Rare element concentrations measured on filtered seawater of water bottle samples during POLARSTRERN cruise ANT-XXIV/3 (GIPY5)

The concentrations of rare earth elements (REEs) in seawater display systematic variations related to weathering inputs, particle scavenging and water mass histories. Here we investigate the REE concentrations of water column profiles in the Atlantic sector of the Southern Ocean, a key region of the global circulation and primary production. The data reveal a pronounced contrast between the vertical profiles in the Antarctic Circumpolar Current (ACC) and those to the south of the ACC in the Weddell Gyre (WG). The ACC profiles exhibit the typical increase of REE concentrations with water depth and a change in the shape of the profiles from near linear for the light REEs to more convex for the heavy REEs. In contrast, the WG profiles exhibit high REE concentrations throughout the water column with only the near surface samples showing slightly reduced concentrations indicative of particle scavenging. Seawater normalised REE patterns reveal the strong remineralisation signal in the ACC with the light REEs preferentially removed in surface waters and the mirror image pattern of their preferential release in deep waters.
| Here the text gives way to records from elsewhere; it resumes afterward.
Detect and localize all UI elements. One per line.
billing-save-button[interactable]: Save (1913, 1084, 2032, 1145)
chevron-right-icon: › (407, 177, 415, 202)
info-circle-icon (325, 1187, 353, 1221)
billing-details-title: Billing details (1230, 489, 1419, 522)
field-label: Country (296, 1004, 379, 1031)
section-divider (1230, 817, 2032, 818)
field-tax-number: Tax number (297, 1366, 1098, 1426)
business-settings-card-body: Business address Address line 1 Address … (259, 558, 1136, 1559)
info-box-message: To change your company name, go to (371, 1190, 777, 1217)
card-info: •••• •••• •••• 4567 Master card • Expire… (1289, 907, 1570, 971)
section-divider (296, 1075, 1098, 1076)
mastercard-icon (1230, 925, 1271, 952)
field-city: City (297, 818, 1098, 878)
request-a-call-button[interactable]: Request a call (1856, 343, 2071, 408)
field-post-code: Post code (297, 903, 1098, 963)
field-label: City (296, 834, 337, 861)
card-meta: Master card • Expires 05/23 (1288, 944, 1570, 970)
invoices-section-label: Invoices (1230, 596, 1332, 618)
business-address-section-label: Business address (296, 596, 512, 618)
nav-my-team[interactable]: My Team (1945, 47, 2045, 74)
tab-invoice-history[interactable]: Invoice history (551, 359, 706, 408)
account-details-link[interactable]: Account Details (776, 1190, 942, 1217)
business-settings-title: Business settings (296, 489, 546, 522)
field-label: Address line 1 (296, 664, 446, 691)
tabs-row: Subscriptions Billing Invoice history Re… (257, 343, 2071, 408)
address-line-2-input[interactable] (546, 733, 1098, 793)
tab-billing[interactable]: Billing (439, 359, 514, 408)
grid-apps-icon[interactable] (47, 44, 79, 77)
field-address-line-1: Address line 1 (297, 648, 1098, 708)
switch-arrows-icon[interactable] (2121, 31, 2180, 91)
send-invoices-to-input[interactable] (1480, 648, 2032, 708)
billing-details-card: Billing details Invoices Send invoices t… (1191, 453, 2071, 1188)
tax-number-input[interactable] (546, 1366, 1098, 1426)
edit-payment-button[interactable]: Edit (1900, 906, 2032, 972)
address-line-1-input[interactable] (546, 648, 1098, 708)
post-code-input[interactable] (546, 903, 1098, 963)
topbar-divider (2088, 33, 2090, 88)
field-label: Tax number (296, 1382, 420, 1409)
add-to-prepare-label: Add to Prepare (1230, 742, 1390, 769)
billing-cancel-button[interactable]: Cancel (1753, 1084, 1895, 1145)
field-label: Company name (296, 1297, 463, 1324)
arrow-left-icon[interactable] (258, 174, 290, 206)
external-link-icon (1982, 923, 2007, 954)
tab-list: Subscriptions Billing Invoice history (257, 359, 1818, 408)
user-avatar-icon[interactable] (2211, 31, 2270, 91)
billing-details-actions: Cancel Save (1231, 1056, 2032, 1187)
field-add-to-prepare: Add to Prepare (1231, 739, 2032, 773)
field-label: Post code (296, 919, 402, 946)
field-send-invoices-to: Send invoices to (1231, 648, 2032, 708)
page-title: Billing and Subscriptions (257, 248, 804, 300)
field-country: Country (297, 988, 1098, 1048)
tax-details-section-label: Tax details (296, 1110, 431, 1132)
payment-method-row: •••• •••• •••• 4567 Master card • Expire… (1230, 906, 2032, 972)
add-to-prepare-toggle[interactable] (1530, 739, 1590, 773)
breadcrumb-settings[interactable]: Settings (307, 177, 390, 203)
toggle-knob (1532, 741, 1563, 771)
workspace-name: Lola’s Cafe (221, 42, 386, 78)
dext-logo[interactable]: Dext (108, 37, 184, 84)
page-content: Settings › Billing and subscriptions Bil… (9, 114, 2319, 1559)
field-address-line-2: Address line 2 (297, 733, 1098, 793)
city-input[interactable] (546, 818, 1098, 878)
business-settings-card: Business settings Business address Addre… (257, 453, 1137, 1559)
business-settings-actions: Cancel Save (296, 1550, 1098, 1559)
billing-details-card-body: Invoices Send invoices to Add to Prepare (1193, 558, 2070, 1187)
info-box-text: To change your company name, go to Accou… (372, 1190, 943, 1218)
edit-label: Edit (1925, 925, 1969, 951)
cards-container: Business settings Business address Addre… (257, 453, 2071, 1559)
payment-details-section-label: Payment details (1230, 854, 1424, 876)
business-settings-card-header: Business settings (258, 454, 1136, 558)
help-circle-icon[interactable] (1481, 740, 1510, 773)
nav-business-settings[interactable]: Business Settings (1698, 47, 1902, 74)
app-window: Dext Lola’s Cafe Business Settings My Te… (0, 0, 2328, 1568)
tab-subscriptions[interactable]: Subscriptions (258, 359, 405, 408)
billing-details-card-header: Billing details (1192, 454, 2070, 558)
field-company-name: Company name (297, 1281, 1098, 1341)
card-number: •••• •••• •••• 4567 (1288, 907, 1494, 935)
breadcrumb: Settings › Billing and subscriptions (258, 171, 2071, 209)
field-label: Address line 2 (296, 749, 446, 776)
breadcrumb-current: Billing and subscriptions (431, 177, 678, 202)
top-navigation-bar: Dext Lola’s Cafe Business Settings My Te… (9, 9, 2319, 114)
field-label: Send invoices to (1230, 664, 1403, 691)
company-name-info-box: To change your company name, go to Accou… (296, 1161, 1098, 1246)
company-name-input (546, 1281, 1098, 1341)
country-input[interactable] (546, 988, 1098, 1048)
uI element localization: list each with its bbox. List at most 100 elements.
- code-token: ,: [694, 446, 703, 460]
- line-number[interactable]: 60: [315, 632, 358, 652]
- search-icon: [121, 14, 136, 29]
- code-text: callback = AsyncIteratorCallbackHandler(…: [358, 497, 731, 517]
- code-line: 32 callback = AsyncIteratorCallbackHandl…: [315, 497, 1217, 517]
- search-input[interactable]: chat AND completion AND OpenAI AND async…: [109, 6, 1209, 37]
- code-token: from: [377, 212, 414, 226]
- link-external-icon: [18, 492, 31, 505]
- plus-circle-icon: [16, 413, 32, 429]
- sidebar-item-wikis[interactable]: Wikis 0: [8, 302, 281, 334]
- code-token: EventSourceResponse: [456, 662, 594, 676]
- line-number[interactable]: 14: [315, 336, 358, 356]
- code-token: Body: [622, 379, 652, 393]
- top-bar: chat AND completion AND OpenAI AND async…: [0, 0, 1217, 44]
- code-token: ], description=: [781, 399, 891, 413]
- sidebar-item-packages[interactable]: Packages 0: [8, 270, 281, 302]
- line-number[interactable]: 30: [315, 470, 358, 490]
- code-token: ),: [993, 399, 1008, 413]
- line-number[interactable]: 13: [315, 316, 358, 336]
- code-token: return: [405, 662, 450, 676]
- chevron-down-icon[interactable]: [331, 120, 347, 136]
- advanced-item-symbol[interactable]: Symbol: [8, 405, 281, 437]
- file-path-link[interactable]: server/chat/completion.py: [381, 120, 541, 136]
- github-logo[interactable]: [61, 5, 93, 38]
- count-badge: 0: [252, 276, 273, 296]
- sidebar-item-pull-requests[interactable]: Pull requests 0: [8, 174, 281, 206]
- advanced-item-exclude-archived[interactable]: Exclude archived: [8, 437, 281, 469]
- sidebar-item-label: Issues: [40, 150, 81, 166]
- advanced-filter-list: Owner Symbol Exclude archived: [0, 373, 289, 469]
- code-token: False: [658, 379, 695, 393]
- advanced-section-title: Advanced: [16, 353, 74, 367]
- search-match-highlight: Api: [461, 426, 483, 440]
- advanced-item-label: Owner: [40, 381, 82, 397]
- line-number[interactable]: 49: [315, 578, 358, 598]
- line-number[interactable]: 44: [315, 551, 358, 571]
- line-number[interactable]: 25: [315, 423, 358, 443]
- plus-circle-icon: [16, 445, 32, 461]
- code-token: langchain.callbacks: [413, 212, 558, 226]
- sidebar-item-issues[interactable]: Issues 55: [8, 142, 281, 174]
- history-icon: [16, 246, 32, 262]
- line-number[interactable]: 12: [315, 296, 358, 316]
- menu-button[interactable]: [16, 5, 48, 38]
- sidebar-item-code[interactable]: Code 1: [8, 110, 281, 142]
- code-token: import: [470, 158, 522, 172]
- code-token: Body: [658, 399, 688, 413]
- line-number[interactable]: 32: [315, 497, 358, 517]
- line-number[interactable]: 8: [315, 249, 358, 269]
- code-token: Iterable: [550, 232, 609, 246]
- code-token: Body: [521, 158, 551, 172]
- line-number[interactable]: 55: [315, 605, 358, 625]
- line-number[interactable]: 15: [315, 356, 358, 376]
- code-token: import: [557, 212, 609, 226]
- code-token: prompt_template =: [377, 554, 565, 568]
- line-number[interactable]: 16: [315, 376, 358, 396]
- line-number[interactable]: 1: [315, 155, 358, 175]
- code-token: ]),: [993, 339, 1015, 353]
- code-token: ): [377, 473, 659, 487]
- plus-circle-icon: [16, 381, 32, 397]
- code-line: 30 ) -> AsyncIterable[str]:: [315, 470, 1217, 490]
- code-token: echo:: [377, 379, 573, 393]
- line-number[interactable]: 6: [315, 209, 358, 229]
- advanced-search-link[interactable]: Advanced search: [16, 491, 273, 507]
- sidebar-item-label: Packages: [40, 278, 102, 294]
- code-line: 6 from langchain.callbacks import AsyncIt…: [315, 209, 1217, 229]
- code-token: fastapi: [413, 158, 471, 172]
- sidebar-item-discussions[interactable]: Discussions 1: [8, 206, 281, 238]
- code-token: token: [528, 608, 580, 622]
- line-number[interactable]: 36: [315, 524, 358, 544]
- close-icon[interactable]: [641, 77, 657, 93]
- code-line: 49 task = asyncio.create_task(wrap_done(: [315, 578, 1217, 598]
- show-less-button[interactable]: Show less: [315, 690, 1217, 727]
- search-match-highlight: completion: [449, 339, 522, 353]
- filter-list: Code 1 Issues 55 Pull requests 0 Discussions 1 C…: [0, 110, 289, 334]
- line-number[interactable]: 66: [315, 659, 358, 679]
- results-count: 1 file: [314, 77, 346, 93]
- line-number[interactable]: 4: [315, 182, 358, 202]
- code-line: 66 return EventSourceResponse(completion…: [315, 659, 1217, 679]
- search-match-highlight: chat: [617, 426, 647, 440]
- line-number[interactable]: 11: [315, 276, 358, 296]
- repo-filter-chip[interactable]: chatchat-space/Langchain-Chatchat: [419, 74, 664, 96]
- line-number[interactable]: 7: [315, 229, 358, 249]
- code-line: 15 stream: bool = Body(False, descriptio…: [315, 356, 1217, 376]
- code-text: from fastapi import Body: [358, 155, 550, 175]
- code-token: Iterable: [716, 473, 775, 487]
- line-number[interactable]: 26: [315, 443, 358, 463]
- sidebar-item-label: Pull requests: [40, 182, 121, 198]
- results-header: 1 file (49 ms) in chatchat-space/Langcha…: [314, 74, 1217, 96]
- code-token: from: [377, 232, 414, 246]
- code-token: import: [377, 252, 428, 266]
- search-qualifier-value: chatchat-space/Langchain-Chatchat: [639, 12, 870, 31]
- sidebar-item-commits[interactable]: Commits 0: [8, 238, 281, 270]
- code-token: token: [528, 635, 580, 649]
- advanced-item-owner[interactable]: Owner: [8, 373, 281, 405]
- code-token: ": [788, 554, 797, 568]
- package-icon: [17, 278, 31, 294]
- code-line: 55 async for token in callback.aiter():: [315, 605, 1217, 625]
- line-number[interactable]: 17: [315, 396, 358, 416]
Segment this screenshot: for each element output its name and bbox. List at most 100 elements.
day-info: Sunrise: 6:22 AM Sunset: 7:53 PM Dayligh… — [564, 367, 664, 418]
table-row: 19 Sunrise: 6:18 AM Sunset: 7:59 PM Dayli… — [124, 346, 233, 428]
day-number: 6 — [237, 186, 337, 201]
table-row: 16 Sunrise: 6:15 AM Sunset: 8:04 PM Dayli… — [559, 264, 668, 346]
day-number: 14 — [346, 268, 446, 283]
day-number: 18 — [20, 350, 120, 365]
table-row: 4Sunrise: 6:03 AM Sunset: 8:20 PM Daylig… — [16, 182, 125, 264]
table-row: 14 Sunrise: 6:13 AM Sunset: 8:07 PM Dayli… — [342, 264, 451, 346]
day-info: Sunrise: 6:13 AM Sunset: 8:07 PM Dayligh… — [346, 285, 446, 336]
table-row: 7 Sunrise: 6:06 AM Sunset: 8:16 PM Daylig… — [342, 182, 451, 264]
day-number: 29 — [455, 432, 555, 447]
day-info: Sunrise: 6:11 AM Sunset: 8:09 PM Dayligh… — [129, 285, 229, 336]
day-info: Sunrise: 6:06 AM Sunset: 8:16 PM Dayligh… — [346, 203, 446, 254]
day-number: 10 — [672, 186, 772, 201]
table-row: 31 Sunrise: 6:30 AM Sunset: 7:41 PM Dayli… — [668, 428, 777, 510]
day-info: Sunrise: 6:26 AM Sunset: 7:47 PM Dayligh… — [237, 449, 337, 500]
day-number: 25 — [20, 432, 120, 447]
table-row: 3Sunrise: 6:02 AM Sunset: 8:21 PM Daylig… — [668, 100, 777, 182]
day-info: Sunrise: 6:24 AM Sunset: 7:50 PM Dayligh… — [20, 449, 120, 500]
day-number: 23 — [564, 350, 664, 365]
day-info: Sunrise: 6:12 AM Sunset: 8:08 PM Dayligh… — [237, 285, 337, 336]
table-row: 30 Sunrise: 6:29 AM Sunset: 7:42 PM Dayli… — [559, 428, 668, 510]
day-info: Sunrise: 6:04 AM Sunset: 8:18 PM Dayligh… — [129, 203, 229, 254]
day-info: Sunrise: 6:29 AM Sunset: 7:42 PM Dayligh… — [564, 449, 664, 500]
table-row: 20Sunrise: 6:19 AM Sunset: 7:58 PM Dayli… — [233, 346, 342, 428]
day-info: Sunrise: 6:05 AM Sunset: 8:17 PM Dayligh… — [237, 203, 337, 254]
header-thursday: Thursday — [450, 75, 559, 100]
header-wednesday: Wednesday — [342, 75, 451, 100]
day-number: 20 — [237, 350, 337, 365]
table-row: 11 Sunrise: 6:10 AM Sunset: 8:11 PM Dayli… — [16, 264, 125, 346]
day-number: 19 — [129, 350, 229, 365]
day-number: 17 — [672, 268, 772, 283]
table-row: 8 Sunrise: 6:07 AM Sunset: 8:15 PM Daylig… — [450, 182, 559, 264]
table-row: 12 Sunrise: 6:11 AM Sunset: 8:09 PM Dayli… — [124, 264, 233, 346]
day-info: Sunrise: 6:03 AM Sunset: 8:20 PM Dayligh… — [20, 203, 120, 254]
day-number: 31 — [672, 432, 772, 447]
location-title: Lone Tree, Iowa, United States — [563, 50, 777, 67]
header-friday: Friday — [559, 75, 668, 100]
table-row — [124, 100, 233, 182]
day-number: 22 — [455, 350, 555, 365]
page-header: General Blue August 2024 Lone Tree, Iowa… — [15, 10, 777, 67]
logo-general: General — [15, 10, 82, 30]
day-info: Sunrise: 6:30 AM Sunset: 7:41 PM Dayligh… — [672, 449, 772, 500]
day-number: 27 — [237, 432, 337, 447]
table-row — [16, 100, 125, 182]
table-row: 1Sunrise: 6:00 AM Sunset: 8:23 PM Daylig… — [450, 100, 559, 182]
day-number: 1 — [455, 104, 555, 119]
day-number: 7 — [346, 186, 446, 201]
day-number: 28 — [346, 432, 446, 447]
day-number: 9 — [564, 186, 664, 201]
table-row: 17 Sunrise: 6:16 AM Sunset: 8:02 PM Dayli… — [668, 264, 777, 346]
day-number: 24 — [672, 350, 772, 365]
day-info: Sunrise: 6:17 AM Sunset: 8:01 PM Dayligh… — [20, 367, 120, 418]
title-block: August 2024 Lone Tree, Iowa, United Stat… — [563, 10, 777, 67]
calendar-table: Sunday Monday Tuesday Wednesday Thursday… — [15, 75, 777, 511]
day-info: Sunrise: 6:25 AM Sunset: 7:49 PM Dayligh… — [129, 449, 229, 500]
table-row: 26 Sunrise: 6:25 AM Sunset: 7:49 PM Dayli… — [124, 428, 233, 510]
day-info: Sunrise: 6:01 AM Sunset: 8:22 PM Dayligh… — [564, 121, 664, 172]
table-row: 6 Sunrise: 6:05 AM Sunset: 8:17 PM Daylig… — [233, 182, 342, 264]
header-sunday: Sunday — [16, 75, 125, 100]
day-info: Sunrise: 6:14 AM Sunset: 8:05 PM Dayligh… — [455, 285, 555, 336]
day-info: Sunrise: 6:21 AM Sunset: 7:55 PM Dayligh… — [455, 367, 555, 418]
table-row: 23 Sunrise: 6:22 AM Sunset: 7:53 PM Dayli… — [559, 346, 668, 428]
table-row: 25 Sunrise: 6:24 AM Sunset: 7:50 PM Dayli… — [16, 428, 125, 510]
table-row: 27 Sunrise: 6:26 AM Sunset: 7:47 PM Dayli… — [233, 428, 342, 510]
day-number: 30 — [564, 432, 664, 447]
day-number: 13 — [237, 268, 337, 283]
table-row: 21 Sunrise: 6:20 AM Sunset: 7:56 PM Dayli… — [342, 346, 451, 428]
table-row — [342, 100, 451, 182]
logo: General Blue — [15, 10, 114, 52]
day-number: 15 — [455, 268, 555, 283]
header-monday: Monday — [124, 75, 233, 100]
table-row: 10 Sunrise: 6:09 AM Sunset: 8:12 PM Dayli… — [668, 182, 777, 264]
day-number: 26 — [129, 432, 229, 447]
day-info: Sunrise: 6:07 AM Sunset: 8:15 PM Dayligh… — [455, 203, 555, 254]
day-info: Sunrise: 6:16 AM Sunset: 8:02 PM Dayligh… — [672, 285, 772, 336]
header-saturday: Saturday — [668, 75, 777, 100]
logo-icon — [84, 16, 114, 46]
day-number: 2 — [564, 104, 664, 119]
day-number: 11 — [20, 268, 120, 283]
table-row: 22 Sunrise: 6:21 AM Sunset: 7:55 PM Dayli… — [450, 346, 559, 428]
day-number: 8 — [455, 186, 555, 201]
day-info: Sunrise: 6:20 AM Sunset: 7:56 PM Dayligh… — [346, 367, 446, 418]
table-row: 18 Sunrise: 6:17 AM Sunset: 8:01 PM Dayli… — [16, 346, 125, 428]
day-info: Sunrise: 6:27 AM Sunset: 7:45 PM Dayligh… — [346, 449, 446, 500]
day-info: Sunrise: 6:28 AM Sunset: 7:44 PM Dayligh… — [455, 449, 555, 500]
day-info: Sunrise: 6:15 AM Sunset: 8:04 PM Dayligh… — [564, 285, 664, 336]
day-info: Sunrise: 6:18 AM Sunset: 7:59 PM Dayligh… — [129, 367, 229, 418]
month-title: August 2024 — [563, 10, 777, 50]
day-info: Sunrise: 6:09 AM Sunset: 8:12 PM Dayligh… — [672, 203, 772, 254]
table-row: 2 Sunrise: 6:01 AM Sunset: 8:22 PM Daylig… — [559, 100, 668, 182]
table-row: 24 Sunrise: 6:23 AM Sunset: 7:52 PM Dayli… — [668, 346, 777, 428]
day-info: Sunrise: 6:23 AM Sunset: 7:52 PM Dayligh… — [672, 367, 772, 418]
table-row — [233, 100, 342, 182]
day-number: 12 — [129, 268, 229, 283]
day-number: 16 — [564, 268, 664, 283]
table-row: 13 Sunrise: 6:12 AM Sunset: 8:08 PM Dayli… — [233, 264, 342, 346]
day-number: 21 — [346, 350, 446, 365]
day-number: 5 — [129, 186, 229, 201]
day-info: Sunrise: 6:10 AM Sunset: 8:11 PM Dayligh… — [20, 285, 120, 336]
In the WG the patterns are relatively homogenous reflecting the prevalence of well-mixed Lower Circumpolar Deep Water (LCDW) that follows shoaling isopycnals in the region. In the WG particle scavenging of REEs is comparatively small and limited to the summer months by light limitation and winter sea ice cover. Considering the surface water depletion compared to LCDW and that the surface waters of the WG are replaced every few years, the removal rate is estimated to be on the order of 1 nmol/m3/yr for La and Nd. The negative cerium anomalies observed in deep waters are some of the strongest found globally with only the deepest waters in parts of the Pacific having stronger anomalies. These deep waters have been isolated from fresh continental REE inputs during their long journey through the abyssal Indo-Pacific ocean and suggests that the high REE concentrations found in the ACC and WG reflect contributions from old deep waters.